I dettagli tecnici importanti
La maggior parte dei riscaldatori a infrarossi per box dei cani utilizza elementi in fibra di carbonio o tubi di quartzo per generare calore. Il calore viene trasmesso direttamente dal dispositivo al cane e alle superfici circostanti, riscaldando gli oggetti stessi e non solo l’aria. Questa trasmissione diretta riduce la perdita di calore attraverso le fessure, permettendo al riscaldatore di mantenere una temperatura costante senza dover spegnersi e accendersi continuamente. Quando acquistate un riscaldatore, cercate modelli dotati di termostato integrato e di un involucro sigillato, adatto all’uso all’aperto. Una presa da 120V, una griglia protettiva e sistemi di sicurezza contro i ribaltamenti sono caratteristiche utili per garantire un funzionamento più sicuro e prevedibile.
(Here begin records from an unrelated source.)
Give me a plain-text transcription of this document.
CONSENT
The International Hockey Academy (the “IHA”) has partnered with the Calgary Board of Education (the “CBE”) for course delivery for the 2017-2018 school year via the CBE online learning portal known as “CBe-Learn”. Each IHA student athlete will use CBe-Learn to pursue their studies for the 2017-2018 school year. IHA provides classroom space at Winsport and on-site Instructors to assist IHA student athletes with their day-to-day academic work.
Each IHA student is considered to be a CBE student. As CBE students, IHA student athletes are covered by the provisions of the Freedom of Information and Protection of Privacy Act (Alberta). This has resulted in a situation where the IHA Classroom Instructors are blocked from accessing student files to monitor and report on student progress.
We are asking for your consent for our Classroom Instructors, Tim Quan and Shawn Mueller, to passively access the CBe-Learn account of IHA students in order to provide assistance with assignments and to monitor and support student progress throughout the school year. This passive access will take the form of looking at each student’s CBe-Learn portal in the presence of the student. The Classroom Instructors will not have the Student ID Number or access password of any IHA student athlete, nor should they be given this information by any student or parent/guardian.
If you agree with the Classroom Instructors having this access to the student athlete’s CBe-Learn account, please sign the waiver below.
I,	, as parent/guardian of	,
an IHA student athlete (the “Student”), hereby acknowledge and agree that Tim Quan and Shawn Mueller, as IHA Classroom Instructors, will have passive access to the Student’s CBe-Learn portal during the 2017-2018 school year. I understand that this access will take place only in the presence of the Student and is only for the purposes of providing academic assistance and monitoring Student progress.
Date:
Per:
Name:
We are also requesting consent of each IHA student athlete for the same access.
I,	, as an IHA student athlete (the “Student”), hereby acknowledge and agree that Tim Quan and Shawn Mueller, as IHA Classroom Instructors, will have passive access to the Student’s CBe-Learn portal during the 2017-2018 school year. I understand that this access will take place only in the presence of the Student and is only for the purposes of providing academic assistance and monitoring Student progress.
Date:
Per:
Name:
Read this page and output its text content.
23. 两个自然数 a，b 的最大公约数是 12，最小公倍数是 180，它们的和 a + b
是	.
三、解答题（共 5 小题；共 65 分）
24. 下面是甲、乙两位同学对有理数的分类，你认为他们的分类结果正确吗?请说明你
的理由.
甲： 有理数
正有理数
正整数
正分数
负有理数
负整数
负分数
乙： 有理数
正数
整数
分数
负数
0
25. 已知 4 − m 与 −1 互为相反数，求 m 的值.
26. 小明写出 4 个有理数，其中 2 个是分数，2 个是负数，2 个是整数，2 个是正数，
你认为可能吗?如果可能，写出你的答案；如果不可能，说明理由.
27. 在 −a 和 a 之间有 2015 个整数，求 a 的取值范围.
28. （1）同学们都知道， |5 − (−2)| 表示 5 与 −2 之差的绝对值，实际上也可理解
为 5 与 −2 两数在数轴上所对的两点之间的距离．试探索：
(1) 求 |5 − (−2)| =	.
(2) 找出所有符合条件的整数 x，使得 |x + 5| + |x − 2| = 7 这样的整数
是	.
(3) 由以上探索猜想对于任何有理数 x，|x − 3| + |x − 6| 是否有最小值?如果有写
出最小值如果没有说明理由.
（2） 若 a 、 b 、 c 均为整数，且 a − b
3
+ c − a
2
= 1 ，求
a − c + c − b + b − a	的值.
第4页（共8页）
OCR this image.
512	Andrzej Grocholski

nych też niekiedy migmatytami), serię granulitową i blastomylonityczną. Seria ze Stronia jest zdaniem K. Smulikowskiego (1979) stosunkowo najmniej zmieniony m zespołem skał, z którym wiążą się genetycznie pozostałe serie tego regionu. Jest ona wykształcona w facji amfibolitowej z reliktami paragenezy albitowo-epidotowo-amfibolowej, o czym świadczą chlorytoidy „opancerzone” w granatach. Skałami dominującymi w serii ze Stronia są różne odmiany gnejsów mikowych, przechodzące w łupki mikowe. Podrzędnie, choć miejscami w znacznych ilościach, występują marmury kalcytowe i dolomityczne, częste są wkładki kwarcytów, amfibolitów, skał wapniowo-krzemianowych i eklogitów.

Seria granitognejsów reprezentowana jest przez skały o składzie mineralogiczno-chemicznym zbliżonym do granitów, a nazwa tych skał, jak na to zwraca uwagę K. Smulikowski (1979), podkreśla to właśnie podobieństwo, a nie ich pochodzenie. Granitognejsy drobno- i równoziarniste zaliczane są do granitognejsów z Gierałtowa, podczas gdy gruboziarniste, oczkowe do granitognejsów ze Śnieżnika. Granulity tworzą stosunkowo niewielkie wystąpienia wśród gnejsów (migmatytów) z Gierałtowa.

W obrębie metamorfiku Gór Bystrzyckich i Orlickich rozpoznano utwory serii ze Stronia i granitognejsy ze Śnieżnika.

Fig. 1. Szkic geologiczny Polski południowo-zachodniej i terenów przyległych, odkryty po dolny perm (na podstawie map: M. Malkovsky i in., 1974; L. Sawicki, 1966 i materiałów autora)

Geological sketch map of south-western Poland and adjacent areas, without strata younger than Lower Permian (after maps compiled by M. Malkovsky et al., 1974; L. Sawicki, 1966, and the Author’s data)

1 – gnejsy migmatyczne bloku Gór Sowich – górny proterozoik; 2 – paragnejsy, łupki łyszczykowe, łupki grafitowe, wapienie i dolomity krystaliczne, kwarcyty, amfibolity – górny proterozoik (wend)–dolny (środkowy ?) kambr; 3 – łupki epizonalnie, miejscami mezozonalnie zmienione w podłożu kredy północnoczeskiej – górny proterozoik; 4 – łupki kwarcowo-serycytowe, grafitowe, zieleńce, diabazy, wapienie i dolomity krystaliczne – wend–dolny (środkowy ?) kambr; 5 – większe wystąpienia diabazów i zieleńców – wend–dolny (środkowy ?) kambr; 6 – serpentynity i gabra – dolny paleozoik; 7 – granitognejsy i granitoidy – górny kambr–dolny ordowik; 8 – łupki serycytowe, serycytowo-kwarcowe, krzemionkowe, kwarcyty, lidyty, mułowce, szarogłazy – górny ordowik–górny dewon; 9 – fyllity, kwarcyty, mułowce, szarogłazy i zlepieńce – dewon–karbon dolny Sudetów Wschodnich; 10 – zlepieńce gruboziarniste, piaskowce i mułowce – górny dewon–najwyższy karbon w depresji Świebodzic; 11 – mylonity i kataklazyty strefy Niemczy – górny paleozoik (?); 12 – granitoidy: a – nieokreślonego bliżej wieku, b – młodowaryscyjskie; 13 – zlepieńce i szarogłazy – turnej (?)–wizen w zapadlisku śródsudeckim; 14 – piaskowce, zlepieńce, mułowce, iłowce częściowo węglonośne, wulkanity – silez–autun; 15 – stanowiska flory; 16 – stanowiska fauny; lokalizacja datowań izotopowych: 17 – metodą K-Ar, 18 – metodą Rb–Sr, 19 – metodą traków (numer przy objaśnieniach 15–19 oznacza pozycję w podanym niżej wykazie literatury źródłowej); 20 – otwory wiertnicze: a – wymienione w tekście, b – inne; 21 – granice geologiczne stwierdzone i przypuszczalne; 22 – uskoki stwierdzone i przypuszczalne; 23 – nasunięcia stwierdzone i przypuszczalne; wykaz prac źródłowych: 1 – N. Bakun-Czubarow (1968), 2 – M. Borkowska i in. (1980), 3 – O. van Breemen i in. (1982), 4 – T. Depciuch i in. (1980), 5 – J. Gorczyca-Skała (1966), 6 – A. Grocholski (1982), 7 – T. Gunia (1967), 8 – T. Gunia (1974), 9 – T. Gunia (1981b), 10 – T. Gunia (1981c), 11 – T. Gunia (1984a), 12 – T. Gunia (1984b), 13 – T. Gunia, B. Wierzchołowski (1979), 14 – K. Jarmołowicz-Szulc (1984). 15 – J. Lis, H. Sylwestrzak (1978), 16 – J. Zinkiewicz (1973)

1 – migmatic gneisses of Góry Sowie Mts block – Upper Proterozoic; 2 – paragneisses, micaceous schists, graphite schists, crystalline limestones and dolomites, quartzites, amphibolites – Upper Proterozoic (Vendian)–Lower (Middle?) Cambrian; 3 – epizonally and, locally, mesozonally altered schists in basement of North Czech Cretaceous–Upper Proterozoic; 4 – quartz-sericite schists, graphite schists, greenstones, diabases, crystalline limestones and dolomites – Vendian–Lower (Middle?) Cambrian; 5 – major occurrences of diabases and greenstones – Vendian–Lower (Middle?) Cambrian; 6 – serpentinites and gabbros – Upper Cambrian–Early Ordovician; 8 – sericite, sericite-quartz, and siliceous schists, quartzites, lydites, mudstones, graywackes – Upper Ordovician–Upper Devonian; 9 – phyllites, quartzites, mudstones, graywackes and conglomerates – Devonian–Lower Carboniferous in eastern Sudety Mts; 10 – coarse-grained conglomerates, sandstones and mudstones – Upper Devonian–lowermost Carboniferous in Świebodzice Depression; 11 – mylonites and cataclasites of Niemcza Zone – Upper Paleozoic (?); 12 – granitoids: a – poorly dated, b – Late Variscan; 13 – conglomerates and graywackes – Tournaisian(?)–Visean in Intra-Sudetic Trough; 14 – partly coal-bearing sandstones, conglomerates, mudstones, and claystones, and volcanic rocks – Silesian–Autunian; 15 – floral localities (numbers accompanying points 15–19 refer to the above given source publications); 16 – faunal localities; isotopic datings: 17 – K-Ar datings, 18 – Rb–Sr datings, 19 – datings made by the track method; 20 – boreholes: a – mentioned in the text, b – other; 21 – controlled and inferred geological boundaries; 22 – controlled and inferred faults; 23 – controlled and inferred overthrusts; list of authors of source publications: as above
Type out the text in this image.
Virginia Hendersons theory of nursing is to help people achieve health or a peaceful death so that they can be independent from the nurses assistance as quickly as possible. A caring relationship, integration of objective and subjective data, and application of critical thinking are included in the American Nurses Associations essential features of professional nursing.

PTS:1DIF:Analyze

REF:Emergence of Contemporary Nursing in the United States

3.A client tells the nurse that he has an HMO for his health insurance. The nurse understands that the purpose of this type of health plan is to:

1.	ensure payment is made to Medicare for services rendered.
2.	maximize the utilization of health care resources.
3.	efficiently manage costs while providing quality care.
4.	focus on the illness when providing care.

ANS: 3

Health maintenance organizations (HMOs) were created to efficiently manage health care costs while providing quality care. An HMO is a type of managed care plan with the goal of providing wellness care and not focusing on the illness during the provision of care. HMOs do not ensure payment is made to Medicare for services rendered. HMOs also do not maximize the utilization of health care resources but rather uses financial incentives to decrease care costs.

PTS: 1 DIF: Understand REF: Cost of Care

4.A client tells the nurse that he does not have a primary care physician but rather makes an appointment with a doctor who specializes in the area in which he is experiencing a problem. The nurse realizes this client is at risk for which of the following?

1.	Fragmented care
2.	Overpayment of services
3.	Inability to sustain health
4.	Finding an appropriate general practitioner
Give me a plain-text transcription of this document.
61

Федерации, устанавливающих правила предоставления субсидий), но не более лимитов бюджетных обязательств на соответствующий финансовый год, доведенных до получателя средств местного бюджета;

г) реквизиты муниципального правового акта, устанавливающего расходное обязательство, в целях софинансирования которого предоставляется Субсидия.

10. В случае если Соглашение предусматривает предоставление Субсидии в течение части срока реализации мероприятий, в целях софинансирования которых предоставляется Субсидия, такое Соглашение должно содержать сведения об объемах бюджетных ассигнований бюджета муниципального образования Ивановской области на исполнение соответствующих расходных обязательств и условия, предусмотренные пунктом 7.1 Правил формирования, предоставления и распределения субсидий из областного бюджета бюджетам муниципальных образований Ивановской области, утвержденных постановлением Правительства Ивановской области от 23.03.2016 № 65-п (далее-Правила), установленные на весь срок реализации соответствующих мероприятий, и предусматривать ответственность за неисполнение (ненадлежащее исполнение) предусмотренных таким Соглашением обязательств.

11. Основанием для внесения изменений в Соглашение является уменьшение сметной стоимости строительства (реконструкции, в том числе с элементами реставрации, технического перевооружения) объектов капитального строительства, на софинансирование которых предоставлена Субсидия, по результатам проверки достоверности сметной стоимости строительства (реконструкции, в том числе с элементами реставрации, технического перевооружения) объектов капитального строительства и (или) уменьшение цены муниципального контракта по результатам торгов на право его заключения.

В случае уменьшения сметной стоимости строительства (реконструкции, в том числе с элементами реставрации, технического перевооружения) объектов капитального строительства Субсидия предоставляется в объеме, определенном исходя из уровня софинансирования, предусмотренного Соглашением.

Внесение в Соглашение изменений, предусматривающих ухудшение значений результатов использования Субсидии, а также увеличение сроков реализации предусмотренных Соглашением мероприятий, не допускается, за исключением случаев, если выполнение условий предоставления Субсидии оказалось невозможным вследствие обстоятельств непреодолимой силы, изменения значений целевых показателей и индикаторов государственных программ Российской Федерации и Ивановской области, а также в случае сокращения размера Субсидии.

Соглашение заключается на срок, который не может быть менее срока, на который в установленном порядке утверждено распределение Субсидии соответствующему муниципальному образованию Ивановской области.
Perché questo approccio è adatto per i box dei cani
In un box del cane, la comodità dipende da una temperatura costante, e non da flussi di aria calda che cambiano continuamente. Il calore emesso dai riscaldatori a infrarossi rimane stabile, così il cane non subisce scosse termiche improvvise. Poiché il riscaldatore agisce direttamente sulle superfici, riesce a mantenere la temperatura desiderata con meno energia rispetto ai riscaldatori a aria forzata. Mantenendo il dispositivo pulito, si mantiene anche l’efficienza del riscaldatore. Un semplice pulimento del riflettore e una pulizia delicata delle prese d’aria possono evitare che il riscaldatore perda gradualmente la sua efficienza.
I dettagli che contano
I riscaldatori a infrarossi funzionano meglio in ambienti puliti e asciutti; inoltre, hanno bisogno di una corretta circolazione dell’aria per raffreddarsi. Assicuratevi che il box del cane abbia una buona ventilazione e che lo spazio disponibile per il riscaldatore sia conforme alle indicazioni del manuale. Se il riscaldatore è dotato di tubi di quartzo, non toccateli con la pelle nuda durante la pulizia: gli oli presenti sulla pelle possono causare punti di calore eccessivi. Inoltre, un riscaldatore con classe di protezione IP è più adatto a condizioni umide, ma anche in questi casi è necessario che sia collegato a una presa elettrica protetta dalle intemperie.